Puede que tenga una extraña forma de ordenar en la memoria los recuerdos. Siento como si cada época de mi vida estuviera en un compartimento. La infancia, la adolescencia, la juventud. Cada etapa guardada en una especie de caja imaginaria. El denominador común de todos esos paquetes soy yo. Aunque quizás sería más acertado decir: mi alma.

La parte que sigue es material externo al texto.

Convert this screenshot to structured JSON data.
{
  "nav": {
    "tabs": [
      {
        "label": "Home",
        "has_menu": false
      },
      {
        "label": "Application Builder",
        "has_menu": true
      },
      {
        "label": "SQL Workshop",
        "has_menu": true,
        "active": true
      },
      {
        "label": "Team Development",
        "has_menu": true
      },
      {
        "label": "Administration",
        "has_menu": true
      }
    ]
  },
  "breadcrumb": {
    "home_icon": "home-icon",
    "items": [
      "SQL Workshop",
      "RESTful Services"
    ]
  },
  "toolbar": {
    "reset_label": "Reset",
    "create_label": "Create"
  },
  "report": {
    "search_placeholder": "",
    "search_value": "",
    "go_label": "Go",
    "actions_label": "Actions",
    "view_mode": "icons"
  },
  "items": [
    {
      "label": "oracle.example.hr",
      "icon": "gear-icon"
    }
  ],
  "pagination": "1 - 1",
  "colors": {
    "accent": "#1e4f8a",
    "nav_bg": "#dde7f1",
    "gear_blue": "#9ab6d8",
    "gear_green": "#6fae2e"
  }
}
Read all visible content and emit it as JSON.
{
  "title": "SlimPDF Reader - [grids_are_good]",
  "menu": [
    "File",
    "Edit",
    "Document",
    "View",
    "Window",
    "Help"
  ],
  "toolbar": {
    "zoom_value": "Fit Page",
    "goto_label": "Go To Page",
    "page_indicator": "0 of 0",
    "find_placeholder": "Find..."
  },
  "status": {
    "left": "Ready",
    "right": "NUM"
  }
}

Digo mi alma, porque a veces al encontrar algún recuerdo, un dibujo o un objeto del pasado, he sentido como si ya no me perteneciera. He sentido que la propietaria era la niña que fui, o la adolescente. Y me ha dado hasta cierto reparo cogerlo. Algo así como si tocara las cosas de otro. Esto, sobre todo, me ocurre con algunos viejos cuadernos escritos. Me ha gustado escribir desde niña, aunque nunca escribí un diario. Cosa que ahora agradezco. Me costaría mucho leerlo. Y es que al leer por encima alguno de esos viejos cuadernos me he sentido incómoda, como si escudriñara en una intimidad que ya no es mía.

Dicen que los recuerdos se van perfeccionando con el tiempo. Dicen que a base de rememorarlos y contarlos, la historia se va asentando. Va tomando forma. Casi como una novela. Y sí, creo que hay mucho de cierto en eso y me parece una bonita forma de ordenar el pasado.

La novela de mi vida, esa novela que todos vamos escribiendo con el paso de los años, es una novela llena de buenos recuerdos. Y aunque he pasado por malos momentos, diría que en cantidad, en peso y en valor ganan los buenos. Los malos, aunque nunca se van del todo, porque existieron y no hay manera de borrarlos, sí que hay manera de no volver a echarles un vistazo. Pasar esas páginas de un manotazo.

La contradicción a todo esto, es que he sido muy dada a guardar recuerdos: un posavasos con una fecha escrita, una hoja seca, una flor, un billete de avión. Tengo montones de cosas guardadas y no sé bien para qué, si al final, no me parecen mías. Si al final, los recuerdos que más me gustan son los que se han quedado en la memoria. Quizás guardamos ese tipo de cosas por temor a olvidar. Como si en el olvido de los buenos ratos se nos escapara parte del alma. De ese alma conductora de la que hablaba antes.

Ese alma que ha vivido todas las etapas. El alma que ha pasado por todas esas cajas imaginarias. Y me pregunto: ¿Cuánto hay en mi yo de ahora de aquella niña de ciudad que inventaba canciones a diario? Y ¿cuánto hay ahora en mí, de aquella adolescente de los años ochenta que se cardaba el pelo y bailaba a The Cure? ¿Cuánto aún guardo de la treinteañera que iba siempre a mil por hora para compaginar trabajo, casa y la crianza de un niño pequeño? Probablemente mucho más de lo que imagino. Mucho más de lo que creo. Y también me pregunto: ¿Cuánto de esta mujer que ahora soy estaba ya en ellas? Y ¿cuánto de la anciana que seré está ya en mí?.

Creo que es bueno pararse a recordar. Aunque sólo sea un rato, un poco, de vez en cuando. Pararse a ordenar recuerdos, pensamientos, preguntas. Un momento, cada tanto, para airear y que no se enmohezca la memoria. Que no se pierdan páginas de esa novela no escrita. Un rato en el que organizar escenas e incluso, a veces, retomar el hilo argumental de ese improvisado guion de la película.